Perspectivas para 2025
Olhando para o próximo ano, algumas tendências ganham destaque, oferecendo caminhos para enfrentar os desafios atuais:
- Regulação das plataformas digitais: Diante do impasse no Congresso Nacional entorno do assunto, as atenções se voltam para o julgamento no Supremo Tribunal Federal, que já sinaliza para a inconstitucionalidade do dispositivo do Marco Civil da Internet que dá um salvo conduto para plataformas não atuarem de maneira mais eficaz contra desinformação, discurso de ódio e cometimento de crimes (MCI, Art.19 §2º). Ainda não se sabe que regras o STF deve definir para as plataformas até que o legislativo se pronuncie, mas há sinais de uma intervenção profunda. Enquanto isso, no parlamento, o debate tardio sobre regulação do Vídeo por Demanda (streaming) abre possibilidade para maior presença de conteúdo nacional e público nos catálogos dessas empresas. Já a Lei Brasileira de Liberdade, Responsabilidade e Transparência na Internet (conhecida como “Lei das Fake News”) está distante de aprovação.

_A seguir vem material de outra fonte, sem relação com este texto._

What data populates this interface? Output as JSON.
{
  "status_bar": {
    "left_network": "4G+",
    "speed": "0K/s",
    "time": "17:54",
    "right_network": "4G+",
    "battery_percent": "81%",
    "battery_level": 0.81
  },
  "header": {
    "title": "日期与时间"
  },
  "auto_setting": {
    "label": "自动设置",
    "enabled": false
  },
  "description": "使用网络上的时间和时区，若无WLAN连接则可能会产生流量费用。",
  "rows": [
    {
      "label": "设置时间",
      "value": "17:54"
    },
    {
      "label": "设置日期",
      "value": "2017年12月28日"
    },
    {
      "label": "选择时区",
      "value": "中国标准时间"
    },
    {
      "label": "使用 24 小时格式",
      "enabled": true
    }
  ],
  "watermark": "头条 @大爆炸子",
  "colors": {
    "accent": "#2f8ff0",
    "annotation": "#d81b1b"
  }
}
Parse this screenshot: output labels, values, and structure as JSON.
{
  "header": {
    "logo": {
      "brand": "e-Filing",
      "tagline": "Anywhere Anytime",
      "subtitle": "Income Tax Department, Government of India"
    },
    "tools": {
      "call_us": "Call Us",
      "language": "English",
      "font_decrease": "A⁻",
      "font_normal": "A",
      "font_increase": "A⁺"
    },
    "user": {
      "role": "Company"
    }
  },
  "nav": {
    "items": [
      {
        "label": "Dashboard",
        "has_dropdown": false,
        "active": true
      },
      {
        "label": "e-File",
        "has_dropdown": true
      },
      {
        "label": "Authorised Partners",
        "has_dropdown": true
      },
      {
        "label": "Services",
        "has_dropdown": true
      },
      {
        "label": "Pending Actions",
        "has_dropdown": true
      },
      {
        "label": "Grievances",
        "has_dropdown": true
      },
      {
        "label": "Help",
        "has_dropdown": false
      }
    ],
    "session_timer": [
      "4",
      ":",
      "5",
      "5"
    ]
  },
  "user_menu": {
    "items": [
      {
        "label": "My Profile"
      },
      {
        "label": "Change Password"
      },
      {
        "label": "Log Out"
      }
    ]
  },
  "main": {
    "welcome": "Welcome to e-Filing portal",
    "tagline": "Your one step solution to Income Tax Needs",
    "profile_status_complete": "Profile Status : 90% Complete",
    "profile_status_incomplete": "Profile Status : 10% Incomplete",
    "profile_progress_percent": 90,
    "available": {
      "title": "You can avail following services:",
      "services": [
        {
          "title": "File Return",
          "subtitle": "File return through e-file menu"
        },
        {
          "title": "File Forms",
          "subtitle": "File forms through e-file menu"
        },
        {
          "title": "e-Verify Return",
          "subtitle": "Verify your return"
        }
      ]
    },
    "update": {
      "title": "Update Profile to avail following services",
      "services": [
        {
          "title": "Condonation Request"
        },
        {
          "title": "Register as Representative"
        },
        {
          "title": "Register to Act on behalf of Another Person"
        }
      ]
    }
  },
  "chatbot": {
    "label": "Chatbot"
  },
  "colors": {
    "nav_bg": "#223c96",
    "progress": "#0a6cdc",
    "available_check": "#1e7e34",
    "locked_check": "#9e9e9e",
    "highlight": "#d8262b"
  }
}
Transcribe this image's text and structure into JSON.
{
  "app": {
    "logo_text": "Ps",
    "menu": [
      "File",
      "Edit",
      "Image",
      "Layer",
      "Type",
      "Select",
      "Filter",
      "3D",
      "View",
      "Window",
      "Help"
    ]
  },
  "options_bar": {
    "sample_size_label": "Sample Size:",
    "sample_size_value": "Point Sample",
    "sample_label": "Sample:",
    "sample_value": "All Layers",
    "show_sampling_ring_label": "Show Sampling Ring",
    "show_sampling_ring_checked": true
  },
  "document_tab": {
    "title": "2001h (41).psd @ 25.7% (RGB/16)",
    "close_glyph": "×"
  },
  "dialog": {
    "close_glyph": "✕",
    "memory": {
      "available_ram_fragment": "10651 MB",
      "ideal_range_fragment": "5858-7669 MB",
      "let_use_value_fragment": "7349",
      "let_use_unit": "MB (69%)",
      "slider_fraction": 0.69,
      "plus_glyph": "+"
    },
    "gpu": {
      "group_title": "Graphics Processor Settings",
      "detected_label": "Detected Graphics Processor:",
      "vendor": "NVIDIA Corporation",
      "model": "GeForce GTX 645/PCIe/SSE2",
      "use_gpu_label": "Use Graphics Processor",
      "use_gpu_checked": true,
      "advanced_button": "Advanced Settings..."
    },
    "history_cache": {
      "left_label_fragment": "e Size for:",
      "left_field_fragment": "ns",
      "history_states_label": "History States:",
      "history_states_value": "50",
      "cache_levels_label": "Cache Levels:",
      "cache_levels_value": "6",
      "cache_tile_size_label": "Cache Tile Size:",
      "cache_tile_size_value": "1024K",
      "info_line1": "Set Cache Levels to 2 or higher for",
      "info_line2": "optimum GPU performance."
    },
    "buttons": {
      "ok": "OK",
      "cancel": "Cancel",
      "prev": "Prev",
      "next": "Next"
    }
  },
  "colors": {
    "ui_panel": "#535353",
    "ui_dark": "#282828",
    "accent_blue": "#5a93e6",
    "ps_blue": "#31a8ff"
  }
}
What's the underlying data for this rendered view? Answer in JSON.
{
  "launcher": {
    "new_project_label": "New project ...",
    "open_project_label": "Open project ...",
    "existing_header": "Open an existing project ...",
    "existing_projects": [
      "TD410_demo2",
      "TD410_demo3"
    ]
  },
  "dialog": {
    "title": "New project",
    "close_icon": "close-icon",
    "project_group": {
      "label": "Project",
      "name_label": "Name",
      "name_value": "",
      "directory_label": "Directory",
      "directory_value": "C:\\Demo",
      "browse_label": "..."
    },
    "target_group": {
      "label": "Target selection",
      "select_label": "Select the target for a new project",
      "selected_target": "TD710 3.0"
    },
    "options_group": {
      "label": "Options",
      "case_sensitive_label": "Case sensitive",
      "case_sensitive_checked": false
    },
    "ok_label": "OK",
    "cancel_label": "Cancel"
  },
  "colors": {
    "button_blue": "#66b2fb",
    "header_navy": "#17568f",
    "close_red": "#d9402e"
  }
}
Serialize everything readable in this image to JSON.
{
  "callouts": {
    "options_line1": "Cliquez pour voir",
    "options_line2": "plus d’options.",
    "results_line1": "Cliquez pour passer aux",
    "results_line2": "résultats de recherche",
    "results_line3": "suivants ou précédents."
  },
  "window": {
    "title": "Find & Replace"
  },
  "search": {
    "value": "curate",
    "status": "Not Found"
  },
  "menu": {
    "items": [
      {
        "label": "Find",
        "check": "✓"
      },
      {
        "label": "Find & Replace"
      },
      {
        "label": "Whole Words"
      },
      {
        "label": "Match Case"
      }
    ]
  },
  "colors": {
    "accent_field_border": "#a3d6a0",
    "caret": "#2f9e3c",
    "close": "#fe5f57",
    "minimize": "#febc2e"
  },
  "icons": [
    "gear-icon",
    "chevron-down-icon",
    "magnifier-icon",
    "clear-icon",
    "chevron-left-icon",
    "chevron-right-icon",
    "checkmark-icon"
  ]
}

Assim, o foco será a decisão do STF sobre o Marco Civil da Internet (obs. no momento de fechamento desta edição, o julgamento do STF estava em andamento).
- Inteligência e jornalismo: Ferramentas baseadas em IA, como a automação de notícias e a personalização de conteúdos, devem se consolidar como aliadas na produção e distribuição de informação. No entanto, será crucial o estabelecimento de limites éticos claros para evitar o uso de IA em práticas manipulativas ou enganosas. Esse é um dos objetivos do projeto de lei aprovado pelo Senado neste final de 2024. O PL 2338/23 superou a enorme resistência das gigantes do setor e na Câmara deve enfrentar pressão contrária semelhante, mesmo esvaziado de pontos importantes, como abrangência sobre algoritmos de redes sociais.
- Fortalecimento do jornalismo local: O declínio das grandes redações abre espaço para o fortalecimento de veículos regionais e hiper locais, que podem atender demandas específicas das comunidades com maior proximidade e relevância. Iniciativas colaborativas têm potencial para redefinir o papel do jornalismo comunitário no Brasil. Cabe ficar alerta para que tal movimento não consolide o cenário midiático marcado tradicionalmente pela alta concentração privada ou controle de “coronéis eletrônicos”. Uma possibilidade que se abre para o ressurgimento do jornalismo local emerge com a TV 3.0, cujas definições técnicas estão sendo tomadas pelo governo federal neste final de 2024, em diálogo com o setor. A capacidade de transmissão simultânea regionalizada e segmentada pode ser uma fonte extra de receitas de para emissoras, fragilizadas financeiramente em razão da competição com as plataformas digitais. Além de ser uma potencial janela de exibição para produtores locais, a gratuidade da TV ainda a mantém como principal opção de consumo de notícias para 70% da população brasileira que não tem conectividade plena com a Internet.
- Educação midiática como prioridade: É necessário trabalhar para uma ampliação de políticas públicas voltadas para a alfabetização midiática, especialmente em escolas públicas. Capacitar cidadãos para consumir e avaliar criticamente as informações é fundamental para combater a desinformação e fortalecer a democracia.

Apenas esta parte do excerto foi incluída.